With a bit of nutrition know how, careful budgeting and some nifty cooking skills you can save a huge amount of money on your food bill and improve the quality of your family’s diet.
How much is spent on food?
According the latest figures from the UK Government’s Family Food Survey the average amount spent per person on food and non-alcoholic drinks is £27.54 a week. A further £10.65 a week is spent on eating food out of the home. This average figure means some are spending a lot more on food, others much less.
How to feed a family on a budget?
The first thing to do is to set a budget for food each week. Think of this as your ‘food purse’.
Only one in three people check the fridge, freezer and cupboards and make a list before they shop for food.[link]
Planning meals and making a shopping list ensures you only buy food you need. Involve the family so everyone gets to eat things they like. Make sure meals contain lots of vegetables, pulses, fruit and not too much salt, fat or sugar.
Collect supermarket receipts from previous shopping trips to familiarise yourself with the price of food so you can monitor how much you spend on your weekly shop. You can also compare prices across shops. Get a note book and take note of the price of key foods.
Avoid Food waste
Planning meals helps to avoid food waste which amounts to £700 for an average family with children.
Remind yourself what a healthy diet looks like
The Eatwell Guide shows the ingredients that make up a healthy diet. It also gives a guide to how much of each of food groups should be eaten.
Add flavour and interest to your diet
An inexpensive way to make the basic ingredients shown in the Eatwell Guide taste good is cook them skilfully and add fresh herbs and spices. Fresh herbs like parsley, dill, basil and thyme can be grown from seeds. Spices can be bought cheaply from ethnic food shops.
Build up a good store cupboard
Having a well organised store cupboard can help you prepare tasty economical meals. If you see any of your favourite foods discounted take advantage and buy them when you can. Use your freezer to store spare meals and healthy ingredients like fresh vegetables.

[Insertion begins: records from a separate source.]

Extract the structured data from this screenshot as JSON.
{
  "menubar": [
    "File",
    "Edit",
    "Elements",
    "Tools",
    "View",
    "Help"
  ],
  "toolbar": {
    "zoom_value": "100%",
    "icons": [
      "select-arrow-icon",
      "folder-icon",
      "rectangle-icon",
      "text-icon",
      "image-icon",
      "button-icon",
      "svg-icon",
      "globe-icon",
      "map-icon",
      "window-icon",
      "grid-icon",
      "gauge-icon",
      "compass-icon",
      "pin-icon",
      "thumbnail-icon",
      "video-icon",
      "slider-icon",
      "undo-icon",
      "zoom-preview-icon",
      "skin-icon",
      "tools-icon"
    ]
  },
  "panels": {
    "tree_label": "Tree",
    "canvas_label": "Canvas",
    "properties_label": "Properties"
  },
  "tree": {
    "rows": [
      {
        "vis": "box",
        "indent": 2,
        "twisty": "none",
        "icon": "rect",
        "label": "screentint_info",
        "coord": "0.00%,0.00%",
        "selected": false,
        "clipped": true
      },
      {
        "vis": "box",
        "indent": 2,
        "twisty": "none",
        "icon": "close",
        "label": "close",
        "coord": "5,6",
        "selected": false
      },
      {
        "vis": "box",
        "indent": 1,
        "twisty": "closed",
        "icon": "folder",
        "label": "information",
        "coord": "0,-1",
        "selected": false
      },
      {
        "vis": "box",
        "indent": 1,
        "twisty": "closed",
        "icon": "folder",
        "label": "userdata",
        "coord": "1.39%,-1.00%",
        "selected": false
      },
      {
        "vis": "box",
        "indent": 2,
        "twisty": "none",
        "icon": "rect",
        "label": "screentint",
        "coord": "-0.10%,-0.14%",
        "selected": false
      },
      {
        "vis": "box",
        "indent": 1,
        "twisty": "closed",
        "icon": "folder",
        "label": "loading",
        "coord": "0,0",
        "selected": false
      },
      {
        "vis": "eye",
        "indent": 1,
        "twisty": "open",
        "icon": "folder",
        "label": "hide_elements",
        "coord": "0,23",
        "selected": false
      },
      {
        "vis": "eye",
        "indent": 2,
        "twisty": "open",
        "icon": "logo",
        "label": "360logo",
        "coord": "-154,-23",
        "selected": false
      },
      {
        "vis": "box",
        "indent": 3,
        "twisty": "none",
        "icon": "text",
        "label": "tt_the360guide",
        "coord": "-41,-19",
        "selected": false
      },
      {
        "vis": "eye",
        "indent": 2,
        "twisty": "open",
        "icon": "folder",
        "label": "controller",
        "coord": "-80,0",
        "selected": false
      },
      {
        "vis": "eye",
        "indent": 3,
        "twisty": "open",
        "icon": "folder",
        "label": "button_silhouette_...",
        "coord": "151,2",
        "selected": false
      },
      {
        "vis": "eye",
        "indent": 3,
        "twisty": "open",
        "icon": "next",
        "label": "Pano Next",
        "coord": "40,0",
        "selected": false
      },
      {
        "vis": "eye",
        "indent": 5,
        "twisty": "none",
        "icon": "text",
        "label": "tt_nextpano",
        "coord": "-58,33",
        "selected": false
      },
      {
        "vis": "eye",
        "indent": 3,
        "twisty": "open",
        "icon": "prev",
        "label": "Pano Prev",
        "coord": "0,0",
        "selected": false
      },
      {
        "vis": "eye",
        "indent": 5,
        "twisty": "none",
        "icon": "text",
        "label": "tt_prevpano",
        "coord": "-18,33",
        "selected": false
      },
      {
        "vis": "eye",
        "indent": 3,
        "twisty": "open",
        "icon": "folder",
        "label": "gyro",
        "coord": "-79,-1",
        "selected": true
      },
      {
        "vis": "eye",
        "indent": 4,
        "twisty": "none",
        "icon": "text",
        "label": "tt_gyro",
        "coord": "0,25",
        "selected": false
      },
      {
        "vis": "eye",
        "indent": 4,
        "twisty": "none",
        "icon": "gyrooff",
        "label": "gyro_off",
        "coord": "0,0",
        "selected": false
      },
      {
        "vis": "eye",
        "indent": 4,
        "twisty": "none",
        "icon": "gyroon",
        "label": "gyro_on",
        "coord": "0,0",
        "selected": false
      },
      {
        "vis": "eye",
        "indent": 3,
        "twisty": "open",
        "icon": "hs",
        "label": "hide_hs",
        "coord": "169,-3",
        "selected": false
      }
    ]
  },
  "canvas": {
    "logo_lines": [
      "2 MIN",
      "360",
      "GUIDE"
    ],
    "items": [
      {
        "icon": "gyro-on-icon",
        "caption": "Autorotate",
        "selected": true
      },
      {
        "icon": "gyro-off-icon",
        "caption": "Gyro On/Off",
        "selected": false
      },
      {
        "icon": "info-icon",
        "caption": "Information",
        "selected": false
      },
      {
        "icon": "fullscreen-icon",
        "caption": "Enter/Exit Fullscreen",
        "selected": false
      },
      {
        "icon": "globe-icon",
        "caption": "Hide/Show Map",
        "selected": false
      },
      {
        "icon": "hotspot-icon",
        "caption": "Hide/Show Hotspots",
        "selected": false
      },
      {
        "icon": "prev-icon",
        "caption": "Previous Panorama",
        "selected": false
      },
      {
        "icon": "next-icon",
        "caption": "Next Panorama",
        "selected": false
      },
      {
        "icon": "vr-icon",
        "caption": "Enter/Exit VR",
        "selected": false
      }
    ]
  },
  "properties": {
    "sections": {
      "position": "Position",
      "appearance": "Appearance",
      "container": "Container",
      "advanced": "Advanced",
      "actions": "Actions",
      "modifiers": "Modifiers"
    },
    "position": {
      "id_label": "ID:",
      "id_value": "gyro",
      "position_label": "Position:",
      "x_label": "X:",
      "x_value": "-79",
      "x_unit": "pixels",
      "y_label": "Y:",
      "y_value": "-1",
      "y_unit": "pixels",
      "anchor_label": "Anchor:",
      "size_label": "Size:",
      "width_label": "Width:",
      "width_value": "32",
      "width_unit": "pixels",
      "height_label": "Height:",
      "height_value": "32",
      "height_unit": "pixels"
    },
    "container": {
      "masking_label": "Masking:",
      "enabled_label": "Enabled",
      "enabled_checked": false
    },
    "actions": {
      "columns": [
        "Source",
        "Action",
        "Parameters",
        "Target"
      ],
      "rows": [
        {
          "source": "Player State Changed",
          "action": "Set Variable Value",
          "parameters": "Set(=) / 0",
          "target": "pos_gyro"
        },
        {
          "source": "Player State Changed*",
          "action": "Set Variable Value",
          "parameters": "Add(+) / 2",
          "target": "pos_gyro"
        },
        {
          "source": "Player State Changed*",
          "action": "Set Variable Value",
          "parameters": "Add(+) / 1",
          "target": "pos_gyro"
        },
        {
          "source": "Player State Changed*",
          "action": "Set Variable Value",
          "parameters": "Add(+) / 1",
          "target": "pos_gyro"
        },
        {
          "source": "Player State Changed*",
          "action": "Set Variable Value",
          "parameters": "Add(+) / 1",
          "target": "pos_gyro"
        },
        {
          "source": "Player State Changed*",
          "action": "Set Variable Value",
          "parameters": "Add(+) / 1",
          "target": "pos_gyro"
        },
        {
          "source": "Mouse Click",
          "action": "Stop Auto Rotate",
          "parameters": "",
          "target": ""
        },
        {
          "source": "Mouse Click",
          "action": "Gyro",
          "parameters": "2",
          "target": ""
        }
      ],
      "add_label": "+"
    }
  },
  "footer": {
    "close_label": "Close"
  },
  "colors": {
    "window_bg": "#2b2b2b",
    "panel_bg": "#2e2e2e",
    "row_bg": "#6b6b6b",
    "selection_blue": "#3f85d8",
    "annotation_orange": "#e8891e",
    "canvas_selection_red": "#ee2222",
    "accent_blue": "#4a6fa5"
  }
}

Cook yourself or ready meals?
Buying ready meals and pre-prepared food can be an expensive way of feeding a family and meeting their nutritional needs. Ready meals do not usually contain many fresh vegetables which are essential for a healthy diet.
Key cooking skills
Learning the following skills will help you to become a better, more economical cook.
Where to shop
Fruit and vegetables are often much cheaper if you buy them from a market. Otherwise use supermarket’s online shopping sites to compare prices. Sometimes independent, local retailers can offer competitive priced foods.